Henrike Wahl übernimmt als neue Äbtissin im Barsinghäuser Kloster

BARSINGHAUSEN (red).

Die Puzzleteile aus verschiedenen Lebensstationen und spirituellen Erfahrungen fügen sich für Dr. Henrike Wahl nun zusammen: Seit 1. März ist sie die neue Äbtissin im Kloster Barsinghausen. „Als ich im Juni letzten Jahres von der Stellenausschreibung erfuhr, dachte ich zunächst, ‚das ist viel zu hoch‘, doch dann habe ich eine große Anziehung gespürt und mich an verschiedene Schlüsselmomente erinnert“, sagt die 47-Jährige im Gespräch im Konventssaal. Unter anderem waren da die Erfahrungen aus neun Monaten klösterlichem Mitleben in Wülfinghausen im Jahr 2019, oder ein Workcamp in Frankreich, in dem sie als 17-Jährige bei Ausgrabungen an einer alten Klosteranlage half oder die tiefen spirituellen Erfahrungen schon als Konfirmandin. „Als ich 2017 erstmals für drei Tage in Wülfinghausen war und dort über die Klosterschwelle trat, ‚da ist etwas passiert mit mir‘. Ich falle also nicht mit nichts ins Amt der Äbtissin“, fügt sie hinzu. Das große Interesse an Theologie führte auch dazu, dass die Fachärztin für Kinder- und Jugendpsychiatrie und -psychotherapie aus Nürnberg seit 2019 berufsbegleitend eben dieses Fach studierte. Das pausiere nun aber aufgrund der neuen Aufgaben in Barsinghausen. Beim Abschied aus Nürnberg – unter anderem war die passionierte Musikerin dort auch im Kirchenvorstand aktiv – flossen zwar viele Tränen, aber nun freue sie sich sehr auf das Leben am Deister und mitten in der Stadt. Viele Aufgaben und Ideen warten auf sie. So besteht der Wunsch auch der Klosterkammer Hannover, dass „Frauen zum Mitmachen in einer klösterlichen Gemeinschaft“ eingeladen werden, sagt der Klosterkammerpräsident Hans-Christian Biallas.

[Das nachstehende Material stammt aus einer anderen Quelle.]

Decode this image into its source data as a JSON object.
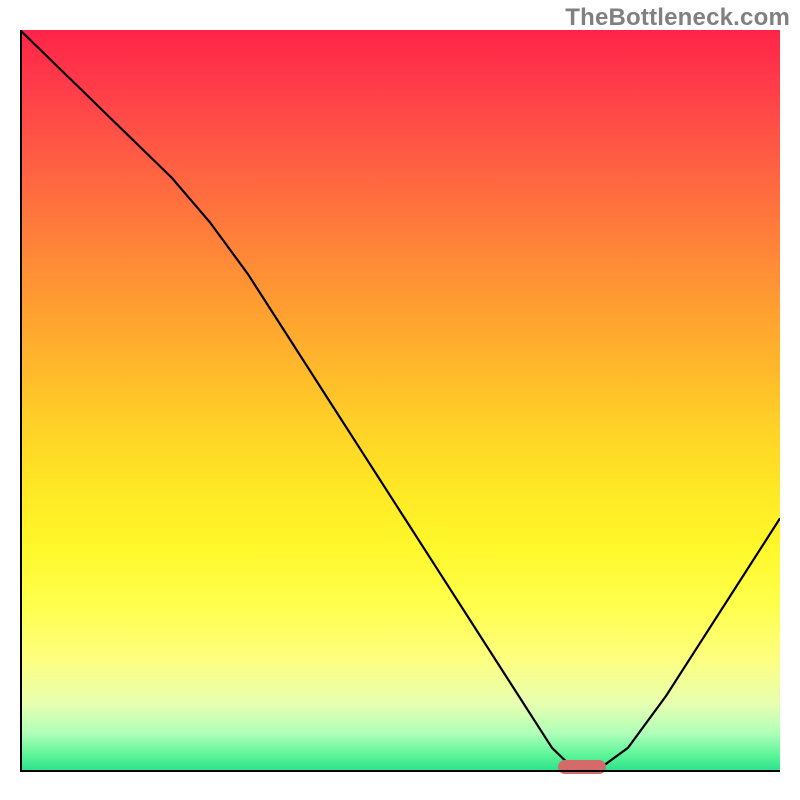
{
  "watermark": "TheBottleneck.com",
  "chart_data": {
    "type": "line",
    "title": "",
    "xlabel": "",
    "ylabel": "",
    "xlim": [
      0,
      100
    ],
    "ylim": [
      0,
      100
    ],
    "x": [
      0,
      5,
      10,
      15,
      20,
      25,
      30,
      35,
      40,
      45,
      50,
      55,
      60,
      65,
      70,
      73,
      76,
      80,
      85,
      90,
      95,
      100
    ],
    "values": [
      100,
      95,
      90,
      85,
      80,
      74,
      67,
      59,
      51,
      43,
      35,
      27,
      19,
      11,
      3,
      0,
      0,
      3,
      10,
      18,
      26,
      34
    ],
    "marker_x": 74,
    "marker_y": 0,
    "legend": null,
    "grid": false
  },
  "colors": {
    "curve": "#000000",
    "marker": "#d46a6a"
  }
}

Außerdem wird Äbtissin Wahl Mitglied im Kirchenvorstand der Mariengemeinde sein und dort die Klosterkammer vertreten. Gebetszeiten und gottesdienstliche Angebote des Konvents – aufgrund der Corona-Pandemie ausgesetzt – sind auch ein geistlicher Rahmen für Gäste im Haus Inspiratio, das im Kloster mehrwöchige Kurse für kirchliche Mitarbeitende anbietet.

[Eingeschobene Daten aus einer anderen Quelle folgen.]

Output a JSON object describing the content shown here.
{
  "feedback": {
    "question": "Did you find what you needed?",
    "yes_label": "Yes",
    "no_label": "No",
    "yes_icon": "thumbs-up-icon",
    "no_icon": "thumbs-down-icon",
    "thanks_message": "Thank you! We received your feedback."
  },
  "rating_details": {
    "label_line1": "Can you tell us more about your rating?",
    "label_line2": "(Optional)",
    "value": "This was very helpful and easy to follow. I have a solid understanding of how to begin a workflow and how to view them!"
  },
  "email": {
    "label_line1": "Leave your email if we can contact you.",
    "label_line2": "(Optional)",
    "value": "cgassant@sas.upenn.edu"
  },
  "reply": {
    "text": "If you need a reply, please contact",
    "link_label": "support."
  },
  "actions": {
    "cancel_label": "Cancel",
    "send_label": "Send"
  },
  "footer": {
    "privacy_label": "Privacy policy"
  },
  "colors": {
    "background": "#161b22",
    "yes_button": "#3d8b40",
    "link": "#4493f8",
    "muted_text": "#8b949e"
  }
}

Zurzeit bilden zwei Frauen – die neue Äbtissin und die Altäbtissin Barbara Silbe – den Klosterkonvent. „Das ist eine wichtige Aufgabe. Ich möchte das Kloster mit aller Kraft öffnen und die Türen offenhalten und auf diesen wunderbaren Ort hinweisen und hoffen und beten, dass es anderen Frauen auch so geht“, betont Henrike Wahl. Gleichzeitig möchte sie Gäste aller Altersstufen, also auch Kinder, Jugendliche oder Erwachsene jeden Alters einladen. So denke sie daran, freie Wohnungen im Kloster für Gäste auf Zeit renovieren zu lassen, die dann zum Beispiel in den Sommerferien eine Einkehrzeit hier erleben und auch gern wiederkommen. Sie macht deutlich: „Mein Auftrag ist nicht, Therapien anzubieten. Den Arztkittel habe ich in Nürnberg gelassen. Aber, was ich in meinem Beruf, in der Begleitung von Kindern und Angehörigen auf der Kinderkrebsstation zum Beispiel gelernt habe, nehme ich natürlich mit in meine Arbeit hier vor Ort. Ich bin ein gutes Gegenüber für Menschen in Krisen und das werden die Menschen spüren“, sagt sie und freut sich auf eine gute und vertiefte Zusammenarbeit mit dem Haus Inspiratio und auch mit einer „tollen“ Mariengemeinde, in der sie im Kirchenvorstand mitarbeiten wird. Insgesamt wünsche sie sich, dass das Kloster in die Stadt „ausstrahlt“ und dass sich die Barsinghäuser und Barsinghäuserinnen bewegen lassen, „einmal öfter in die Klosterkirche“ zu gehen.